CAdam: Confidence-Based Optimization for Online Learning

Modern recommendation systems frequently employ online learning to dynamically update their models with freshly collected data. The most commonly used optimizer for updating neural networks in these contexts is the Adam optimizer, which integrates momentum ($m_t$) and adaptive learning rate ($v_t$). However, the volatile nature of online learning data, characterized by its frequent distribution shifts and presence of noises, poses significant challenges to Adam's standard optimization process: (1) Adam may use outdated momentum and the average of squared gradients, resulting in slower adaptation to distribution changes, and (2) Adam's performance is adversely affected by data noise. To mitigate these issues, we introduce CAdam, a confidence-based optimization strategy that assesses the consistence between the momentum and the gradient for each parameter dimension before deciding on updates. If momentum and gradient are in sync, CAdam proceeds with parameter updates according to Adam's original formulation; if not, it temporarily withholds updates and monitors potential shifts in data distribution in subsequent iterations. This method allows CAdam to distinguish between the true distributional shifts and mere noise, and adapt more quickly to new data distributions. Our experiments with both synthetic and real-world datasets demonstrate that CAdam surpasses other well-known optimizers, including the original Adam, in efficiency and noise robustness. Furthermore, in large-scale A/B testing within a live recommendation system, CAdam significantly enhances model performance compared to Adam, leading to substantial increases in the system's gross merchandise volume (GMV).

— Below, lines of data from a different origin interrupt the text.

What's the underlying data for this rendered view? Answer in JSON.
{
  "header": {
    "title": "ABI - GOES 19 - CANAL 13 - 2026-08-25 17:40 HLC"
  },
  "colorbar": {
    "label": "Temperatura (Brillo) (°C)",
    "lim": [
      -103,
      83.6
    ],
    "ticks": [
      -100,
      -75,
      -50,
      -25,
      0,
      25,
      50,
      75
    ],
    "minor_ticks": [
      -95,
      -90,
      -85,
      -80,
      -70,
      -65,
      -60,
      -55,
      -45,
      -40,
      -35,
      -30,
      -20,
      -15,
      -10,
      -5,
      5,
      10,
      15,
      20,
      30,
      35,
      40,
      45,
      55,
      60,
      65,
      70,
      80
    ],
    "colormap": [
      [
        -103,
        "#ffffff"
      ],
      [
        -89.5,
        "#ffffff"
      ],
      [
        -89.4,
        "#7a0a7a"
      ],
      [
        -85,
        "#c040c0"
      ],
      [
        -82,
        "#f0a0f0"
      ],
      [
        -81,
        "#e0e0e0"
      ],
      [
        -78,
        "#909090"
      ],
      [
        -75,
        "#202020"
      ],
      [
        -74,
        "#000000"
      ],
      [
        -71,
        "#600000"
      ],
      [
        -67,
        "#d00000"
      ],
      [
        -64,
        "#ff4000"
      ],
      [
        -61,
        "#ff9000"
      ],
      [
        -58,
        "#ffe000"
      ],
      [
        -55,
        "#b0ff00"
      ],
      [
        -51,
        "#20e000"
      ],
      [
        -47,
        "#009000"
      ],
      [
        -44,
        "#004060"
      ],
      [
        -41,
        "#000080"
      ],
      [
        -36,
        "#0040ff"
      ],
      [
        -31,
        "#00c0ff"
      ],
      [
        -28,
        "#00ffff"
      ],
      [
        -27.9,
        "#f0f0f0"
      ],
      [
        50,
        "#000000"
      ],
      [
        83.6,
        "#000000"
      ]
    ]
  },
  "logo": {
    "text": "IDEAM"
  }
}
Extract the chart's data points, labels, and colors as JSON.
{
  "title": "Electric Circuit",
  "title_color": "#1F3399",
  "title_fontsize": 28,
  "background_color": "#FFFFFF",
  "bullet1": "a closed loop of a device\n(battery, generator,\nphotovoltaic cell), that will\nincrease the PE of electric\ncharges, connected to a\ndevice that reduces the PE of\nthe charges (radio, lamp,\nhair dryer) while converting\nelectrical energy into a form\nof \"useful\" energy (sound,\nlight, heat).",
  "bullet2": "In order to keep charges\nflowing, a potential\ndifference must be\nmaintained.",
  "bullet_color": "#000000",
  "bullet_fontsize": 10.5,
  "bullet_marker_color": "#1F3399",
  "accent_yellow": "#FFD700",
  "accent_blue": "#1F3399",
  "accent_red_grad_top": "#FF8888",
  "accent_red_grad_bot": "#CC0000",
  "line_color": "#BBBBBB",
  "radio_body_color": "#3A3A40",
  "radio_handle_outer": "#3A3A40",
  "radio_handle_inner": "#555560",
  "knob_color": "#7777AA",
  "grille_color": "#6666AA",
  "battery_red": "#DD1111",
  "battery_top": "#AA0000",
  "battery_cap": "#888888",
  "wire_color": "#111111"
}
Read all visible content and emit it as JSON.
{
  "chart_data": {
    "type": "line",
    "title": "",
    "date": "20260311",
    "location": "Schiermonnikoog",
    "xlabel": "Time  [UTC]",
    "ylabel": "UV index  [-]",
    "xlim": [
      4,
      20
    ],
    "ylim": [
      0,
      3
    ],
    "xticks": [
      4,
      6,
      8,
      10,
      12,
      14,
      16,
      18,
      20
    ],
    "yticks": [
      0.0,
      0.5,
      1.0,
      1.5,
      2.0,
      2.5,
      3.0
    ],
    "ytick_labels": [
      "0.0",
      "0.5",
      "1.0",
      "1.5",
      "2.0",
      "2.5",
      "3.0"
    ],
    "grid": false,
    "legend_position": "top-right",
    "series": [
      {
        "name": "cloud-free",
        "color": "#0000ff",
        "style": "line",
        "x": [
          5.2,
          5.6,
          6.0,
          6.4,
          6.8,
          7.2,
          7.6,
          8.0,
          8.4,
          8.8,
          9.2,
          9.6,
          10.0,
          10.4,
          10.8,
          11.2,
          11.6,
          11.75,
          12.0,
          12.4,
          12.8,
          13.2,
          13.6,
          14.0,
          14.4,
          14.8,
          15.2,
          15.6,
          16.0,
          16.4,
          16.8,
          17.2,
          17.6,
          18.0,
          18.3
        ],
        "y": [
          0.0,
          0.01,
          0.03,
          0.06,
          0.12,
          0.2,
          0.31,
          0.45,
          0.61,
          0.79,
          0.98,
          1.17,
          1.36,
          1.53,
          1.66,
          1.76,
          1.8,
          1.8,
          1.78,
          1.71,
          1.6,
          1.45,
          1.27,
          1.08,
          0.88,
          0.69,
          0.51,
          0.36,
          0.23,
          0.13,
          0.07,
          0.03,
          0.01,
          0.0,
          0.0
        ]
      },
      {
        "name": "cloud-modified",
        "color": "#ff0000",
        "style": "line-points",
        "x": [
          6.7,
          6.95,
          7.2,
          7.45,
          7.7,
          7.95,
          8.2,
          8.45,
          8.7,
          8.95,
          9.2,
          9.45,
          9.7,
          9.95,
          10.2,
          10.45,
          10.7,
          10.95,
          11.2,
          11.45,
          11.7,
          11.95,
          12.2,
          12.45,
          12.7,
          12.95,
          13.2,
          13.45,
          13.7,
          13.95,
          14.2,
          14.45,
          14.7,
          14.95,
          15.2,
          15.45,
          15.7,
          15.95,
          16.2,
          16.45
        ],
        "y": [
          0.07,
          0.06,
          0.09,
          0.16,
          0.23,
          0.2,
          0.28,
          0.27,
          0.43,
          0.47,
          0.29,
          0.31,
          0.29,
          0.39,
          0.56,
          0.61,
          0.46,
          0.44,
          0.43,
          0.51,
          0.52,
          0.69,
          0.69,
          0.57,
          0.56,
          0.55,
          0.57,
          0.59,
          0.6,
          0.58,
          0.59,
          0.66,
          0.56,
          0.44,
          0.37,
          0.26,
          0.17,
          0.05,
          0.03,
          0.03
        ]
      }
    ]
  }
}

翻译：现代推荐系统常采用在线学习技术，利用新收集的数据动态更新模型。在这些场景中，更新神经网络最常用的优化器是Adam优化器，它融合了动量（$m_t$）与自适应学习率（$v_t$）。然而，在线学习数据具有波动性强的特点，表现为频繁的分布漂移和噪声存在，这给Adam的标准优化过程带来了显著挑战：（1）Adam可能使用过时的动量与梯度平方平均值，导致对分布变化的适应速度较慢；（2）Adam的性能易受数据噪声的不利影响。为缓解这些问题，本文提出CAdam——一种基于置信度的优化策略，该策略在决定参数更新前，会评估每个参数维度上动量与梯度之间的一致性。若动量与梯度方向一致，CAdam即按照Adam原始公式进行参数更新；若不一致，则暂时保留更新并在后续迭代中监测数据分布的潜在变化。该方法使CAdam能够区分真实的分布漂移与单纯噪声，从而更快地适应新的数据分布。我们在合成数据集和真实数据集上的实验表明，CAdam在效率和噪声鲁棒性方面均优于包括原始Adam在内的其他知名优化器。此外，在在线推荐系统的大规模A/B测试中，与Adam相比，CAdam显著提升了模型性能，并带来系统总商品交易额（GMV）的大幅增长。